# [postfix] spam (résolu)

## sd44

'alute

voila le pb :

j'ai un serveur postfix avec tout le panel antispam (postfix,postgrey et antispam externe)

le filtrage du spam est très performant a part :

si l'expediteur (spammeur) se fait passer pour un utilisateur de mon domaine !

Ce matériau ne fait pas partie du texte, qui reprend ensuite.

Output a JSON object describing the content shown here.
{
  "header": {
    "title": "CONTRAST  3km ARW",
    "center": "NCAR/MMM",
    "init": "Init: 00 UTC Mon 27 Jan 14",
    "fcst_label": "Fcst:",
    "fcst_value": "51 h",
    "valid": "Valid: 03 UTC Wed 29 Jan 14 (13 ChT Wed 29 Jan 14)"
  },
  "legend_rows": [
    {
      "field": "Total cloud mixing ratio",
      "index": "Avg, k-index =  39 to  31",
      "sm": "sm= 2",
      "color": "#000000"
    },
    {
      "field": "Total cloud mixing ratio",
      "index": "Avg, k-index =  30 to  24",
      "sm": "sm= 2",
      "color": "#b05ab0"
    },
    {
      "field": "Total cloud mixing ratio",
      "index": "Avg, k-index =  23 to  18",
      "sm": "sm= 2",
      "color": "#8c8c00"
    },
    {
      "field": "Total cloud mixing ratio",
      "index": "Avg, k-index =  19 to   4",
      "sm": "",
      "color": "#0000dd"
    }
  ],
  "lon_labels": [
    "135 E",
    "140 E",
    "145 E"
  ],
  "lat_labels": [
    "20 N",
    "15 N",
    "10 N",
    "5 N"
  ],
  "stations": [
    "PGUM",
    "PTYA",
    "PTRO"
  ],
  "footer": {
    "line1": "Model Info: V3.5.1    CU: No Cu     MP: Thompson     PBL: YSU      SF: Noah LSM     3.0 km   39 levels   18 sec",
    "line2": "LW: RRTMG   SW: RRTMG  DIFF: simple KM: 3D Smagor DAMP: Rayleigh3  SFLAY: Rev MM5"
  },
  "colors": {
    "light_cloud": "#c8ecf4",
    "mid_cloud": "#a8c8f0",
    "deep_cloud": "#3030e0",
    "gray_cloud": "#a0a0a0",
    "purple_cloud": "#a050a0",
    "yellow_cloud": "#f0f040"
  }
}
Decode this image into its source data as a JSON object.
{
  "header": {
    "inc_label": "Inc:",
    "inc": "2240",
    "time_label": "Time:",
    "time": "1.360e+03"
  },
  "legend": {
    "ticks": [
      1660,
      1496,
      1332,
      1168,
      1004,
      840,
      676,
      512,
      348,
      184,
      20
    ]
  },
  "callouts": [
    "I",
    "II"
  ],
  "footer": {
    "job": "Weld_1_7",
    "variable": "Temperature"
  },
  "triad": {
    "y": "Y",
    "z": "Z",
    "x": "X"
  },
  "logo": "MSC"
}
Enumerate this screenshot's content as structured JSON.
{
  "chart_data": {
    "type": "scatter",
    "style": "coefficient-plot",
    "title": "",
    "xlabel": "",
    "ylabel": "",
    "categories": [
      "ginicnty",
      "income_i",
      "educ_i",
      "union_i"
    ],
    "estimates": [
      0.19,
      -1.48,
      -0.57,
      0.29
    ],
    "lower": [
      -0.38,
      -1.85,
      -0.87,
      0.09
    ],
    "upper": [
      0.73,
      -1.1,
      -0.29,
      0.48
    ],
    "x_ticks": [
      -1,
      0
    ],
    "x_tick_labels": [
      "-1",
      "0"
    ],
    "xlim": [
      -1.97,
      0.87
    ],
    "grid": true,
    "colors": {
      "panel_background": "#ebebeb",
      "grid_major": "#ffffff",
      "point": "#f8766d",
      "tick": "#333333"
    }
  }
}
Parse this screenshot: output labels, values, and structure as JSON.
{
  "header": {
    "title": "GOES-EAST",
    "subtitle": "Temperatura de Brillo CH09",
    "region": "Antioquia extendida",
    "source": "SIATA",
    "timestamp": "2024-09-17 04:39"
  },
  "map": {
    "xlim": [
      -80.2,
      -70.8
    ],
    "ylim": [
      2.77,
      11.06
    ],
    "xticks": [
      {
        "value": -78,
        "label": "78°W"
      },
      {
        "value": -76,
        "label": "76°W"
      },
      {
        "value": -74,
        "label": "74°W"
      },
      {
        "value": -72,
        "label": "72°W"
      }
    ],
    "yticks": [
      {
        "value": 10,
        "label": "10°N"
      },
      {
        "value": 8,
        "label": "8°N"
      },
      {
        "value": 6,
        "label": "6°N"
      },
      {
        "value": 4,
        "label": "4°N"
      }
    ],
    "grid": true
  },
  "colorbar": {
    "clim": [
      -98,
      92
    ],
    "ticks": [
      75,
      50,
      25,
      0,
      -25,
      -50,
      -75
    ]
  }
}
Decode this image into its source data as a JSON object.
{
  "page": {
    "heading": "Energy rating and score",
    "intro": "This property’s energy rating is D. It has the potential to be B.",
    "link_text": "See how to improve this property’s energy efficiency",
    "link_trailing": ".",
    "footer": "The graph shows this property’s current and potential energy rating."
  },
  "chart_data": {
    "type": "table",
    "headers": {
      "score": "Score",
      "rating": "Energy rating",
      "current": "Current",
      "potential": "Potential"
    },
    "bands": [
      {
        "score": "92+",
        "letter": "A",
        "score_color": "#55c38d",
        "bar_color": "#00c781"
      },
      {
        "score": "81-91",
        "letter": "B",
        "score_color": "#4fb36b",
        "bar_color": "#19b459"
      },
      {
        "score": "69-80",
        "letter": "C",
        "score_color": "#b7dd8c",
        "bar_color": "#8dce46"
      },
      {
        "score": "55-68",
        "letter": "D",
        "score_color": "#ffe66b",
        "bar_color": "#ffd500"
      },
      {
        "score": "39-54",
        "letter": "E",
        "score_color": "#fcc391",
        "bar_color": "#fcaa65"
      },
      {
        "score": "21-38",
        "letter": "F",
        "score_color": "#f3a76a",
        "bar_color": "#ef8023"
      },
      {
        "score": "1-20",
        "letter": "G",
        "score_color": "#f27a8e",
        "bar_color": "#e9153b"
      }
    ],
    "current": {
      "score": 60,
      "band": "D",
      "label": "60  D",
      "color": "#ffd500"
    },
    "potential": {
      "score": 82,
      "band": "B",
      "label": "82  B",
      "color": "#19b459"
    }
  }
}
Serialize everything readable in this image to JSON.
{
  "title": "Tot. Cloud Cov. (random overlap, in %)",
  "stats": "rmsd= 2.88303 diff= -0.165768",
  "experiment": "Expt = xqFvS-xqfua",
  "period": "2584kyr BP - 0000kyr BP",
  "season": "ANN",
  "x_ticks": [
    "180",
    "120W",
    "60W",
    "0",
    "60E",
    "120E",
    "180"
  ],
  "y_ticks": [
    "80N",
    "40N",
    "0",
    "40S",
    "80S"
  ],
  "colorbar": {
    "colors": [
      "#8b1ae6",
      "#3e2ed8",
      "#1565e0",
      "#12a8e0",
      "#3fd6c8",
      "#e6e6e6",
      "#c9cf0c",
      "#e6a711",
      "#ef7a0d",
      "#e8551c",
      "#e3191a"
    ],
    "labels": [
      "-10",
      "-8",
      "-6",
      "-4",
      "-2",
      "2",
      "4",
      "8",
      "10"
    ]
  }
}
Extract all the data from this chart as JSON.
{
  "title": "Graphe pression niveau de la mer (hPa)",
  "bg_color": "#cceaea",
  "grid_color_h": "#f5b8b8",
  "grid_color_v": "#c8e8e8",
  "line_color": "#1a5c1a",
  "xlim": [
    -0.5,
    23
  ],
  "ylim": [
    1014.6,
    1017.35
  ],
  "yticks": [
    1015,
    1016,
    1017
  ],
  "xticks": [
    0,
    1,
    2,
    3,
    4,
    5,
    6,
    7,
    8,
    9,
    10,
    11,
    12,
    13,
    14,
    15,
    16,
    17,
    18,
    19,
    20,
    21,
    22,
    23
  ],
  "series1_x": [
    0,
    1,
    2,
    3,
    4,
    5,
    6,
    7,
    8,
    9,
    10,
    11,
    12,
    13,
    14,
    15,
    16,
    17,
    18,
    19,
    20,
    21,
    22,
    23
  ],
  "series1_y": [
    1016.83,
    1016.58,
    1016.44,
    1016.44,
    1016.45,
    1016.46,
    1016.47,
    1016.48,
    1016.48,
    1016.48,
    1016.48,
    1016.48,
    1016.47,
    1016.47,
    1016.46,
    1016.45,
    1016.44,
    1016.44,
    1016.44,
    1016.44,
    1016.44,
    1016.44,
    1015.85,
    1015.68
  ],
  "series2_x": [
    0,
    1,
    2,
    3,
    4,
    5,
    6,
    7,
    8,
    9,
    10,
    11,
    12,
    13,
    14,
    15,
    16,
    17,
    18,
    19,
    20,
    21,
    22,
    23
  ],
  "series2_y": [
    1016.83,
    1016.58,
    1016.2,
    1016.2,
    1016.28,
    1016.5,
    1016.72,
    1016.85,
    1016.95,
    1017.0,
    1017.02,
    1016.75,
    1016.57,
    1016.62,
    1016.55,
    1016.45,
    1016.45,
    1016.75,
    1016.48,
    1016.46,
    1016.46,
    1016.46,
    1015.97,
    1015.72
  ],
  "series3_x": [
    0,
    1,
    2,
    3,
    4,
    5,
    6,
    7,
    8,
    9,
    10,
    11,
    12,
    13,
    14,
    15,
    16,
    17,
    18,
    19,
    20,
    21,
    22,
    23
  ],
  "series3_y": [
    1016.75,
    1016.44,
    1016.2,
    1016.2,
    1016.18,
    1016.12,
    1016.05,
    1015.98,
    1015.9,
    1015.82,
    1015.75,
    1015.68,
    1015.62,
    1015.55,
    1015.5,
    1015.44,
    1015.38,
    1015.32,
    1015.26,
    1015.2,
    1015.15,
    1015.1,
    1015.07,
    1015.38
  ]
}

je voudrait que si l'expéditeur appartient a mon domaine l'authentification sasl soit obligatoire (peu importe le destinataire) .

----------

## sd44

pour ceux que ça peut aider voila la solution (je sais pas si c'est la meilleur mais ça marche)

dans le fichier main.cf :

Avant :

```

smtpd_sender_restrictions =  permit_mynetworks,

                permit_sasl_authenticated,

                reject_sender_login_mismatch,

                reject_unauthenticated_sender_login_mismatch,

                reject_unknown_sender_domain,

                reject_non_fqdn_sender,

                permit

```

Après :

```

smtpd_sender_restrictions =  permit_mynetworks,

                permit_sasl_authenticated,

                reject_sender_login_mismatch,

                reject_unauthenticated_sender_login_mismatch,

                reject_unknown_sender_domain,

                reject_non_fqdn_sender,

                check_sender_access hash:/etc/postfix/access,

                permit

```

le fichier /etc/postfix/access

```

*@mondomaine.com REJECT

```

lancer postmap /etc/postfix/access et relancer postfix

du coup un client de mon domaine non authentifié ( permit_sasl_authenticated) est jetté sauf sur mon reseau (permit_mynetworks)

----------

## Tetsumaki

Salut, merci, 5 ans après ton message m'a servit  :Smile: 

Par contre j'ai du modifier smtpd_recipient_restrictions, la modification de smtpd_sender_restrictions ne suffisait pas.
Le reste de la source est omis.